Gaspillage alimentaire
« Le gaspillage est envisagé par le droit sous l'angle du déchet »
Katia Merten-Lentz, avocat au barreau de Paris et de Bruxelles, du Cabinet Keller and Heckman, fait le point sur le gaspillage alimentaire d'un point de vue juridique.
FLD : Qu'est-ce que le gaspillage alimentaire ?
KATIA MERTEN-LENTZ : Il n'y a pas de définition réglementaire. Le gaspillage alimentaire est envisagé par le droit uniquement sous l'angle du déchet, c'est-à-dire ce qui est volontairement abandonné (droit de l'environnement en 1975, avant que la question du gaspillage n'émerge !). Au niveau européen, la directive 2008/98/UE établit une hiérarchie de la gestion des déchets : prévention, réutilisation, valorisation (énergétique par exemple) et élimination. Mais rien n'existe concrètement contre le gaspillage. Comment parler d'un sujet que le droit n'a même pas réussi à définir ? Des discussions sont en cours dans le cadre de l'économie circulaire.
FLD : Et au niveau français ?
K. M.-L. : Des initiatives existent. Le projet de loi de Ségolène Royal contenait une proposition anti-gaspi, qui a été retoquée par le Conseil constitutionnel pour vice de procédure. A la place, une Convention d'engagement volontaire a été signée par la distribution : dons avec des associations et interdiction de détruire les invendus consommables (javellisation) sont prévus. En contrepartie, les sanctions envisagées (amende de 3 750 € si destruction de stocks consommables) ont été mises de côté.
FLD : Quid du don alimentaire ou agricole ?
K. M.-L. : Associations caritatives et entreprises doivent respecter l'ensemble de la réglementation alimentaire, notamment hygiène mais aussi Inco (étiquetage). Le don est formalisé au sein d'une convention de partenariat, qui organise notamment le transfert de responsabilité et de propriété du don. En soit, il n'y a pas plus de difficultés que dans un circuit classique : l'association représente “simplement” un maillon supplémentaire de la chaîne et, en cas d'intoxication alimentaire, on doit pouvoir la remonter. Or, le règlement fondateur du droit européen de l'alimentation (178/2002) prévoit une responsabilité solidaire de tous les maillons. La convention de partenariat sert aussi à cela : préciser clairement à partir de quel moment la responsabilité et la propriété sont transférées.
FLD : Et la DLUO ?
K. M.-L. : Une des grandes causes du gaspillage vient du consommateur, qui ne comprend pas la différence entre DLC et DLUO (remplacée fin 2014 par la DDM, date de durabilité minimale). La Commission envisage plusieurs options pour simplifier ce “date marking” : amender la liste des aliments dispensés de DDM dans Inco, modifier les termes afin qu'ils soient mieux compris des consommateurs (au Royaume-Uni, on utilise les termes “use by” et “best before”).

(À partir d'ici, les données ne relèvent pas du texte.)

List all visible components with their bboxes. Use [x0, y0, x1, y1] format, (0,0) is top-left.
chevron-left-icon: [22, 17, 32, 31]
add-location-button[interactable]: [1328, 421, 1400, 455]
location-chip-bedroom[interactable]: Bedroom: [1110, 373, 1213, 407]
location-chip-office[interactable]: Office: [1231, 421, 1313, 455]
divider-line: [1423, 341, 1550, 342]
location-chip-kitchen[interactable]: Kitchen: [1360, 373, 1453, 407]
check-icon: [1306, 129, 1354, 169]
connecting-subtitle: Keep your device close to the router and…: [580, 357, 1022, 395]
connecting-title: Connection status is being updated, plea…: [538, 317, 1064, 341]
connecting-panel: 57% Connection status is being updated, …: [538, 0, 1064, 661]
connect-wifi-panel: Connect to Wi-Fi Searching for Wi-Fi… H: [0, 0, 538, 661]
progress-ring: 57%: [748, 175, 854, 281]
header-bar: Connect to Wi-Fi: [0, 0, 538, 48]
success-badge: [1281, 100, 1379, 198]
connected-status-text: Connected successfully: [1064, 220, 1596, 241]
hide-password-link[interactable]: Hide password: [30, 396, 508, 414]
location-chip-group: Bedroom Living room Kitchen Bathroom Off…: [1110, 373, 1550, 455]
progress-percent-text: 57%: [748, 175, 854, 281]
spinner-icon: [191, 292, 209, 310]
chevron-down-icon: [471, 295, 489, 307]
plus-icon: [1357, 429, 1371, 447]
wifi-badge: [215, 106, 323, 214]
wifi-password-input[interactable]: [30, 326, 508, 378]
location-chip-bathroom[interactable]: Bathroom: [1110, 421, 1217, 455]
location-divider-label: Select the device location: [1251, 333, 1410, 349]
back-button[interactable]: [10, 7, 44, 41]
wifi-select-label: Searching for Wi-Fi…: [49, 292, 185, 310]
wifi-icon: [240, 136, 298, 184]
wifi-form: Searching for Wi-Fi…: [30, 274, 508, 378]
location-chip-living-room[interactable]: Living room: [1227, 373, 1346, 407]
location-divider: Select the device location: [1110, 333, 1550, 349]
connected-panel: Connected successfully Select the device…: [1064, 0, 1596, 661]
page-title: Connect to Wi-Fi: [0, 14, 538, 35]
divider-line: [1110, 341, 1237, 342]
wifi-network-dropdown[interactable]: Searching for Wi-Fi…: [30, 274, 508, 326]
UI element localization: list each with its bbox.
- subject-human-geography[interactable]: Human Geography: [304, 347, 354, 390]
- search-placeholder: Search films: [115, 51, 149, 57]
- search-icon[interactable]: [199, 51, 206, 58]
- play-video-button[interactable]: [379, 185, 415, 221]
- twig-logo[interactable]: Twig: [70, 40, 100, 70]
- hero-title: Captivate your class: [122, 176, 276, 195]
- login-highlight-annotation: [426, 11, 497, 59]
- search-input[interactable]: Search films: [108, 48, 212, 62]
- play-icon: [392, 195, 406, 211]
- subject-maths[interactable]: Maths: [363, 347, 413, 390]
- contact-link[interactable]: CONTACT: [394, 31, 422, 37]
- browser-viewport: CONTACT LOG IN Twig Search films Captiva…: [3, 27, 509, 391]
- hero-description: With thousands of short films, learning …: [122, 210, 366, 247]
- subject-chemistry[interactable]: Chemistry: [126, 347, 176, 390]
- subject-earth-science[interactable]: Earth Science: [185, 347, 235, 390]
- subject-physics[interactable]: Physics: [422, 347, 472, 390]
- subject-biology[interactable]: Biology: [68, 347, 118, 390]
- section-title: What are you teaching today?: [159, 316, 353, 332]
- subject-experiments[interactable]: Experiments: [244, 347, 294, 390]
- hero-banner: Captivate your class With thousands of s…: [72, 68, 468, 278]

Ces discussions ont lieu dans le cadre du programme de travail pour 2015 de la Commission, qui devrait émettre une proposition législative pour promouvoir l'économie circulaire d'ici la fin de l'année.
Il existe de nombreux exemples de valorisation pour l'extraction de molécules : les phénols des salades (cosmétique), la pectine des pépins de pommes (texturant E440), etc.
FLD : Quelles autres solutions existent pour les entreprises ?
K. M.-L. : Mettre en place une “HACCP du gaspillage” ! Prenons le cas de la salade IVe gamme chez l'industriel. Il n'y a pas que la salade non consommable qui est jetée. C'est aussi le cas d'un sachet avec une étiquette mal positionnée ou des feuilles de salade qui tombent des tapis lors du process. Pour lutter contre le gaspillage, on peut regarder du côté technologique : des étiqueteuses plus performantes, des tapis plus larges, etc. Autre solution : exploiter le déchet. On peut extraire de ces salades des phénols, qui sont recherchés par la cosmétique. Il existe de nombreux exemples de valorisation par l'extraction de molécules : la pectine des pépins de pommes (texturant E440), la peau de pommes de terre, source de fibres et de protéines (enrichissement nutritif, stabilisateurs, exhausteurs de goût). Mais attention, cela est soumis aux règlements “nouveaux aliments” ou “nouveaux additifs/ enzymes”. Et le grand principe de ces règlements est l'autorisation préalable à la mise sur le marché.